Hopes that MPs will approve Theresa May's Brexit deal before next month's European Parliament elections receded further on Thursday when the British prime minister appeared to abandon a plan to introduce a Withdrawal Agreement Bill next week. The bill, which must be passed for Britain to leave the EU, is not listed for debate in the House of Commons next week.
The prime minister's spokeswoman said on Thursday that the government wanted to introduce the bill "as soon as possible" but added that "we need the House to support it". Negotiations with Labour over a joint approach to Brexit continued this week but there is little sign of progress, with the government blaming the opposition for dragging its feet while Jeremy Corbyn says the prime minister has offered no new ideas.
Speaker John Bercow has ruled that the government cannot bring an unchanged withdrawal agreement back to the Commons for another "meaningful vote", which is required under the European Union (Withdrawal) Act.

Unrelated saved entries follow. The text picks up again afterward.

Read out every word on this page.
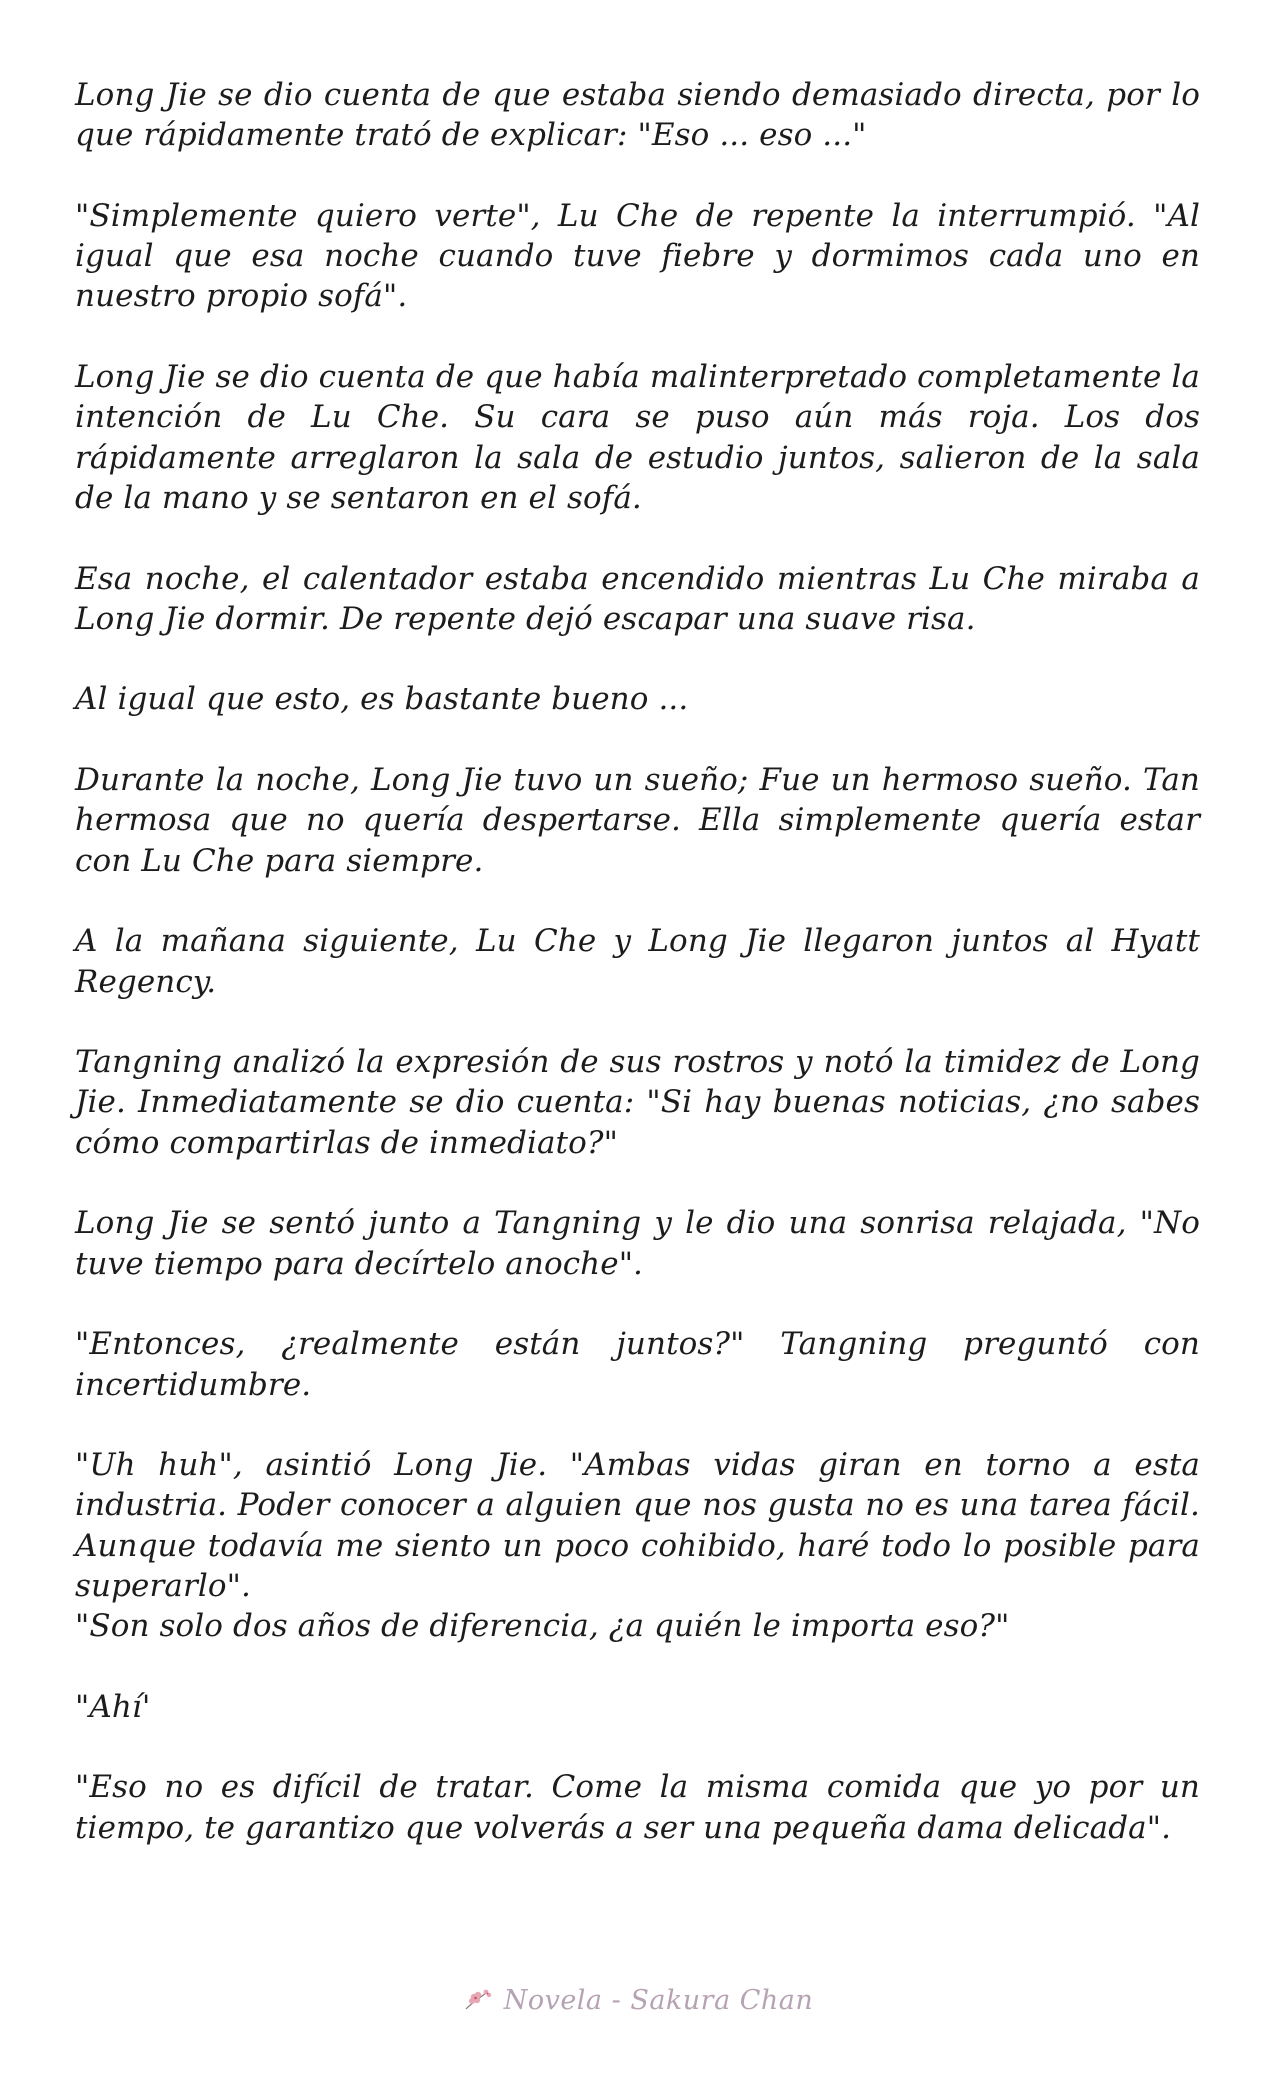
Long Jie se dio cuenta de que estaba siendo demasiado directa, por lo que rápidamente trató de explicar: "Eso ... eso ..."

"Simplemente quiero verte", Lu Che de repente la interrumpió. "Al igual que esa noche cuando tuve fiebre y dormimos cada uno en nuestro propio sofá".

Long Jie se dio cuenta de que había malinterpretado completamente la intención de Lu Che. Su cara se puso aún más roja. Los dos rápidamente arreglaron la sala de estudio juntos, salieron de la sala de la mano y se sentaron en el sofá.

Esa noche, el calentador estaba encendido mientras Lu Che miraba a Long Jie dormir. De repente dejó escapar una suave risa.

Al igual que esto, es bastante bueno ...

Durante la noche, Long Jie tuvo un sueño; Fue un hermoso sueño. Tan hermosa que no quería despertarse. Ella simplemente quería estar con Lu Che para siempre.

A la mañana siguiente, Lu Che y Long Jie llegaron juntos al Hyatt Regency.

Tangning analizó la expresión de sus rostros y notó la timidez de Long Jie. Inmediatamente se dio cuenta: "Si hay buenas noticias, ¿no sabes cómo compartirlas de inmediato?"

Long Jie se sentó junto a Tangning y le dio una sonrisa relajada, "No tuve tiempo para decírtelo anoche".

"Entonces, ¿realmente están juntos?" Tangning preguntó con incertidumbre.

"Uh huh", asintió Long Jie. "Ambas vidas giran en torno a esta industria. Poder conocer a alguien que nos gusta no es una tarea fácil. Aunque todavía me siento un poco cohibido, haré todo lo posible para superarlo".

"Son solo dos años de diferencia, ¿a quién le importa eso?"

"Ahí'

"Eso no es difícil de tratar. Come la misma comida que yo por un tiempo, te garantizo que volverás a ser una pequeña dama delicada".

Novela - Sakura Chan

But if the government wins a majority for the Withdrawal Agreement Bill, it could seek to amend it so that a further meaningful vote on the deal would be unnecessary.
Downing Street on Thursday dismissed a report that the government could bring the withdrawal agreement back to parliament with the Northern Ireland backstop stripped out.
“In order to ratify the withdrawal agreement – which is what’s necessary for us to leave the EU – then obviously the government would have to secure the whole of the withdrawal agreement with the EU,” the prime minister’s spokesman said.
"It was set out at the most recent European Council that the EU's established position was that they wouldn't reopen the withdrawal agreement."
Brexit party lead
When EU leaders agreed this month to extend Britain’s membership of the union until October 31st, they said “there can be no opening of the withdrawal agreement, and . . . any unilateral commitment, statement or other act should be compatible with the letter and the spirit of the withdrawal agreement and must not hamper its implementation”.
Whitehall sources suggested on Thursday that although the government would prefer to avoid contesting the European Parliament elections on May 23rd, there would be another major deadline at the end of June, just before the new MEPs are due to take their seats. Opinion polls point to a rout for the Conservatives in next month’s elections, with Nigel Farage’s Brexit Party in the lead, followed by Labour.
Foreign secretary Jeremy Hunt, a likely contender to succeed Mrs May, said on Thursday that although he backed Remain in 2016 he would prefer a no deal Brexit to not leaving the EU at all. "As far as Brexit is concerned, my view is very straightforward. We have to leave, we have to leave quickly, we have to leave cleanly," he told political journalists at Westminster.
“If there was a binary choice between no deal or no Brexit I would choose no deal because I believe the democratic risk of no Brexit ultimately is higher than the economic risk of no deal.”